There’s an element of Slowthai that enjoys not fitting in to any one group, being a solo entity, moving between different scenes – “the hood kids on bad shit, the indie kids, or just chilling with girls and seeing it from their perspective. I’ll just take it all on.” He gave up drinking after the NME incident and has been doing pretty well with it (he was the kind of drinker that once he started, he couldn’t stop. He was waking up on his US tour and having a shot for breakfast: “Jameson’s, for me, was like water”). But there was one night recently when he went to the pub, because “I was looking fresh”, and got a bit drunk with his mates. After the pub, they went round to a friend’s house.
There was a fight, between the friend whose house it was and another person. Slowthai stepped in to break it up and got blood on his new tracksuit. “I was like, bro, you’re a dickhead! You’re in your own house! It’s not like we’re out and someone’s causing you offence.” He shakes his head. “I don’t even want to be there. Because if I can’t have fun without any substances, what kind of person am I?” He’s not drunk since, though weed and the occasional mushroom trip still seem to be part of his recreational repertoire.
Again, there’s two sides to his “I don’t need people” protestations. The final track on TYRON, adhd, talks about how Slowthai can’t be alone. How he needs his friends. It features a phone call from him to a mate, just saying that he misses him. It’s Slowthai’s favourite track on the album. He played the guitar, sampled it, and once he heard the sound, he knew what he wanted to do.
“I always wanted to make songs that make people cry,” he says. “Not just that you made people feel good, but you’ve really hit the emotion, or made them relive a moment where they feel something. And with that song, I never used that tone before and everyone in the room just went into the same headspace I was in. It allowed me to get everything off my chest. And I was dragging myself through the dirt. It made me feel like I’m hitting what I want to say. I’m fully getting it out. I’m expressing it.”

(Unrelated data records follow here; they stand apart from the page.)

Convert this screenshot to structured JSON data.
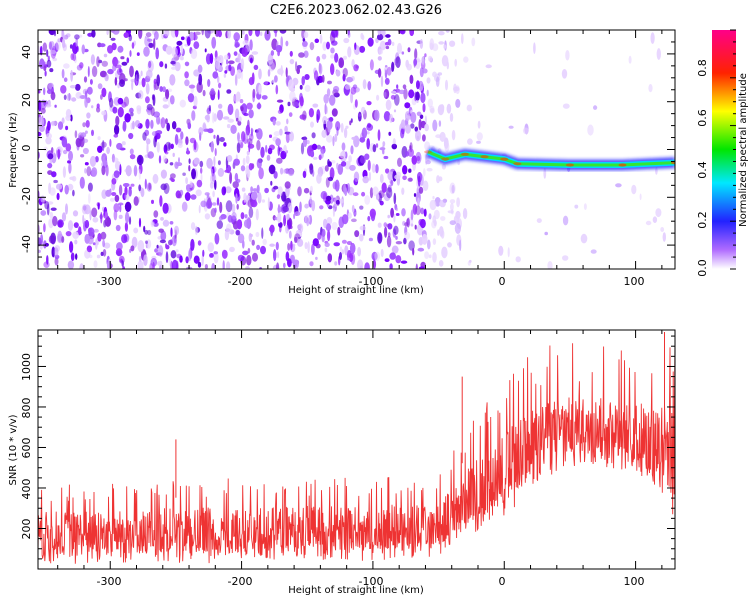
{
  "title": "C2E6.2023.062.02.43.G26",
  "chart_data": [
    {
      "type": "heatmap",
      "xlabel": "Height of straight line (km)",
      "ylabel": "Frequency (Hz)",
      "xlim": [
        -355,
        130
      ],
      "ylim": [
        -50,
        50
      ],
      "x_ticks": [
        "-300",
        "-200",
        "-100",
        "0",
        "100"
      ],
      "y_ticks": [
        "-40",
        "-20",
        "0",
        "20",
        "40"
      ],
      "colorbar": {
        "label": "Normalized spectral amplitude",
        "range": [
          0,
          1
        ],
        "ticks": [
          "0.0",
          "0.2",
          "0.4",
          "0.6",
          "0.8"
        ],
        "colormap": "rainbow (white, violet, blue, cyan, green, yellow, red, magenta)"
      },
      "signal_track": [
        {
          "x": -58,
          "freq": -1,
          "amplitude": 0.35
        },
        {
          "x": -45,
          "freq": -4,
          "amplitude": 0.45
        },
        {
          "x": -30,
          "freq": -2,
          "amplitude": 0.5
        },
        {
          "x": -15,
          "freq": -3,
          "amplitude": 0.55
        },
        {
          "x": 0,
          "freq": -4,
          "amplitude": 0.6
        },
        {
          "x": 10,
          "freq": -6,
          "amplitude": 0.55
        },
        {
          "x": 50,
          "freq": -6.5,
          "amplitude": 0.6
        },
        {
          "x": 90,
          "freq": -6.5,
          "amplitude": 0.65
        },
        {
          "x": 130,
          "freq": -5.5,
          "amplitude": 0.6
        }
      ]
    },
    {
      "type": "line",
      "xlabel": "Height of straight line (km)",
      "ylabel": "SNR (10 * v/v)",
      "xlim": [
        -355,
        130
      ],
      "ylim": [
        0,
        1180
      ],
      "x_ticks": [
        "-300",
        "-200",
        "-100",
        "0",
        "100"
      ],
      "y_ticks": [
        "200",
        "400",
        "600",
        "800",
        "1000"
      ],
      "color": "#ee3333",
      "envelope": [
        {
          "x": -355,
          "low": 20,
          "high": 330
        },
        {
          "x": -300,
          "low": 20,
          "high": 340
        },
        {
          "x": -200,
          "low": 30,
          "high": 360
        },
        {
          "x": -100,
          "low": 40,
          "high": 360
        },
        {
          "x": -50,
          "low": 50,
          "high": 380
        },
        {
          "x": -30,
          "low": 150,
          "high": 550
        },
        {
          "x": 0,
          "low": 250,
          "high": 750
        },
        {
          "x": 30,
          "low": 450,
          "high": 900
        },
        {
          "x": 60,
          "low": 520,
          "high": 920
        },
        {
          "x": 100,
          "low": 480,
          "high": 880
        },
        {
          "x": 130,
          "low": 250,
          "high": 950
        }
      ],
      "peaks": [
        {
          "x": -250,
          "y": 640
        },
        {
          "x": -32,
          "y": 950
        },
        {
          "x": 122,
          "y": 1170
        }
      ]
    }
  ]
}
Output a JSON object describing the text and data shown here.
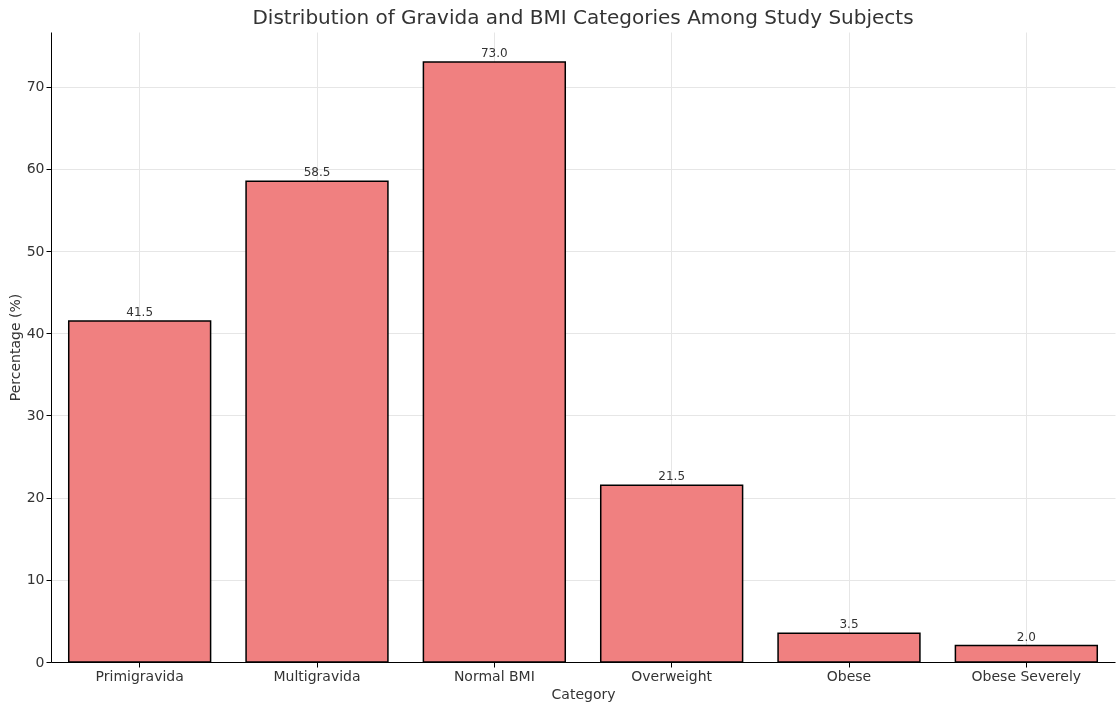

It’s the song he plays to himself in his headphones. “At the end of the day,’ he says, “I do music for people who need it. If you need it, it’s there. If you don’t need it, so be it. I can only be there for the people that need it. I know who I am, I know my beliefs, what I stand for. And my aim in life is to leave a legacy, something that is fundamental, that will live on long after me. Because my physical form, me as a person, is going to die. We’re all going to die. You can’t save a life, you can only prolong a death.” Slowthai grins. “Fuck it,” he says.